The UK is to establish a national emissions trading system (ETS) at the start of next year, it has revealed in a long-awaited final decision on carbon pricing after Brexit.
The system, which will cover power generation, aviation and other energy-intensive industries, will feature a tighter emissions cap than the EU ETS and a floor price of £15 per tonne of emitted carbon.
Whether the system will link to the EU ETS, or function as a standalone scheme, remains up in the air.
The document, published yesterday, is the response from the UK Government and the devolved administrations of Scotland, Wales and Northern Ireland to the carbon pricing proposals it asked for industry feedback on last year.
The document leaves room for linking with the EU ETS “if it suit[s] both sides’ interests” but doesn’t commit either way; where different approaches would apply under a linked or standalone UK ETS, this is highlighted.
The cap will start at around 156 million allowances in 2021, 5% tighter than the UK would have seen under the next phase of the EU ETS, and will be reduced by 4.2 million allowances each year, keeping the cap at 5% below the UK’s EU ETS cap share.
The document leaves scope to tighten the cap more within the first phase of the UK ETS – which will run from January 2021 to December 2030 – in line with forthcoming carbon budget advice from the Committee on Climate Change (CCC) in December, and the government will consult again on first phase cap trajectory within the next nine months.
The document said: “Our aim is that any changes to the policy to appropriately align the cap with a net-zero trajectory will be implemented by January 2023 if possible and no later than January 2024, although we would also aim to give the industry at least one year’s notice to provide the market with appropriate forewarning.”
Sector coverage could be expanded in the future, and will be considered in the first ETS review in 2023 to enable any changes by 2026. “We recognise that there is a case for expanding carbon pricing, especially in the context of a net-zero emissions target,” the document said.
The CCC has already suggested that expansion “to a much larger part of, or all of, the economy could be desirable” and recommended the government seek to include agriculture and land use.
Like the EU ETS, the UK scheme will provide free allowances for businesses exposed to international competition, that could cause “carbon leakage” if they were to relocate production and emissions abroad.
The UK ETS will also establish a New Entrants Reserve (NER) – a ring-fenced reserve of free allowances for new entrants to the UK ETS, as well as existing operators that increase their activity.

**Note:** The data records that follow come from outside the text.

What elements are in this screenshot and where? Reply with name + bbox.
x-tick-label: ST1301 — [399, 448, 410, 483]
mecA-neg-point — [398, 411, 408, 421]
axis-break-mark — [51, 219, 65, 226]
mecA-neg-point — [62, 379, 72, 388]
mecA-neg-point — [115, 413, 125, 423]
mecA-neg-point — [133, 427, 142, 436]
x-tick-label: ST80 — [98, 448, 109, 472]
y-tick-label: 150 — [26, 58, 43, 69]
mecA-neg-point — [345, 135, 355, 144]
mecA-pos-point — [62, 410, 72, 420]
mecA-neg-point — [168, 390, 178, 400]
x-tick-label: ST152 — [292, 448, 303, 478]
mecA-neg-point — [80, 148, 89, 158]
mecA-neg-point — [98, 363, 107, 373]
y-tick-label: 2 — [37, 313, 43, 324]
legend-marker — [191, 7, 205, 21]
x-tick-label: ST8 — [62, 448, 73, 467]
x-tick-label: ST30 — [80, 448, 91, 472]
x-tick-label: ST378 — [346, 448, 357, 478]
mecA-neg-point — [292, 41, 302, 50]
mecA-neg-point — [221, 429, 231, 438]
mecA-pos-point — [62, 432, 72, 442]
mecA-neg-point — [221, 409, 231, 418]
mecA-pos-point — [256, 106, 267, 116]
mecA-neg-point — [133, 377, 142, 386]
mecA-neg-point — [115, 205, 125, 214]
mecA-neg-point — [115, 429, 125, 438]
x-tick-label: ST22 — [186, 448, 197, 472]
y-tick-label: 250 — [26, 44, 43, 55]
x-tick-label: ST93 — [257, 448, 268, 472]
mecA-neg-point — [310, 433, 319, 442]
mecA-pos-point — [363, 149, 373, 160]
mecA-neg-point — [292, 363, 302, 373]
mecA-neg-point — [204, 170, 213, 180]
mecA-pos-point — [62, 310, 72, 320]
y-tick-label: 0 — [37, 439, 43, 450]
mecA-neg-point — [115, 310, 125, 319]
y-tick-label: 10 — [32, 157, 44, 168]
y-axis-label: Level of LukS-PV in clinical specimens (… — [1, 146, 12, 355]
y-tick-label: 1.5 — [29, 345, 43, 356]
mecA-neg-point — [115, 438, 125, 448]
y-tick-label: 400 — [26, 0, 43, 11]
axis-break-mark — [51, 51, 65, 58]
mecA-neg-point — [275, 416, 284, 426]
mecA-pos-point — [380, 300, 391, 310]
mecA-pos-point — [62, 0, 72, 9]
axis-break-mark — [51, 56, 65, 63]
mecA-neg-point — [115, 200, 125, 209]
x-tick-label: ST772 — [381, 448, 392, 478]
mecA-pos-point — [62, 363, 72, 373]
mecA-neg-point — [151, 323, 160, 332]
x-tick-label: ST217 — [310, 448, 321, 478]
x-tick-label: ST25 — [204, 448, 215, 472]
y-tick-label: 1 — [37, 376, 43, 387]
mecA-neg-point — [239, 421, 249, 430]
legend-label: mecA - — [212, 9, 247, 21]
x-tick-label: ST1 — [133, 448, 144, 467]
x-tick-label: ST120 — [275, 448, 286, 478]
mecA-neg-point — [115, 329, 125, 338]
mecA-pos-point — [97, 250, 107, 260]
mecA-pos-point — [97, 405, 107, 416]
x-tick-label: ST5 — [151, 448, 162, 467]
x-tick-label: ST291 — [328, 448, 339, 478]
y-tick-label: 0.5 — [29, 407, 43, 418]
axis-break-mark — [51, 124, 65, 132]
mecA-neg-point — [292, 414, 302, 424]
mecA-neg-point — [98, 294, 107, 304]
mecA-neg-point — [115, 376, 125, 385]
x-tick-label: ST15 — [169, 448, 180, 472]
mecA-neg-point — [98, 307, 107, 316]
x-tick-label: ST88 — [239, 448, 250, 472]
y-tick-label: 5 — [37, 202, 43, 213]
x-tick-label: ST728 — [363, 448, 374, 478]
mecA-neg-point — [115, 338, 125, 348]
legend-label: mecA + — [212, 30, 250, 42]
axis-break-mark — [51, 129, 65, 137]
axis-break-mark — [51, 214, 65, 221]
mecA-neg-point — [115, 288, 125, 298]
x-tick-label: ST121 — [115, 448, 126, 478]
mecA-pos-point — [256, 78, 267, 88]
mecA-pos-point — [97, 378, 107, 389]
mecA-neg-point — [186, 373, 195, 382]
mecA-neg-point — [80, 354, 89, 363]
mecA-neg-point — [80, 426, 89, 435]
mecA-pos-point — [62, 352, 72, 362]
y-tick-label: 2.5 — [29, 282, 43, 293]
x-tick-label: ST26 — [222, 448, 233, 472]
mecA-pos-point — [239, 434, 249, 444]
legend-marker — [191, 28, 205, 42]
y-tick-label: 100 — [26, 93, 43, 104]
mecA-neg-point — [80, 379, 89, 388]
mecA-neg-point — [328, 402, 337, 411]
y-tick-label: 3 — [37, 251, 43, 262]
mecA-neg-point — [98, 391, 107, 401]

The reduction in the overall emissions cap is to be taken from the auction share, with free allowances being broadly the same as they would be if the UK continued participation in the EU ETS “in order to ensure a smooth transition for participants for the 2021 launch”.
“This commits the UK ETS to a steeper trajectory, aiding climate ambition while protecting industries in the traded sector from the risk of carbon leakage.”
Free allocation will also be reviewed “in the coming months”, rather than as part of the 2023 review.
According to the document, the aviation component of the cap will be “at least as ambitious” as the UK’s share would have been of the EU ETS aviation cap, and the single UK ETS cap will apply to all participating sectors, including aviation.
The document says there will be “no impact to aircraft operators’ day one free allocation entitlement” as a result of the establishment of the UK ETS, but that free allocation to aviation will reduce annually in line with the overall UK cap.
The proposed aviation routes include UK domestic flights, flights between the UK and Gibraltar, flights from the UK to EEA states, and flights from the UK to Switzerland, once an agreement is reached.
The ETS will establish an Auction Reserve Price (ARP) – a minimum price for which allowances can be sold at auction – of £15 “to ensure a minimum level of ambition in a standalone UK ETS and to minimise the potential for a significant fall in the UK carbon price”.
Previously the UK government had proposed introducing a Supply Adjustment Mechanism (SAM), based on the EU ETS Market Stability Reserve (MSR) to withdraw excess allowances from the market in the event of a glut to ensure pricing levels don’t plummet. Data requirements mean the SAM couldn’t launch until mid-2022, however, meaning the ARP will be introduced in the meantime and removed if the SAM becomes operational.
The legislation to underpin the system will be completed for the UK and the DAs this year, and the registry – the main IT system for the UK ETS – is under construction.
The design reflects many features of the EU ETS, but the document said the standalone UK scheme would “allow us to have autonomy over its design and governance…and make the system work better for the UK”.
The consultation received more than 130 responses with a “large proportion of stakeholders express[ing] a preference to link a UK ETS to the EU ETS”.
Later this year, the UK Government will publish a consultation on the design of a Carbon Emission Tax as an alternative to a UK ETS.
“Given inherent uncertainty, it is sensible to have a fallback carbon pricing option; therefore, the UK Government will also consult on a Carbon Emissions Tax which, if needed, will ensure a carbon price remains in place in all scenarios.”
The UK established Europe’s first emissions trading scheme in 2002, which served as a pilot for the EU ETS. As of April 2019, 57 carbon pricing initiatives had been established or scheduled for implementation globally, covering around 20% of global greenhouse gas emissions. Of these, 28 are emissions trading systems.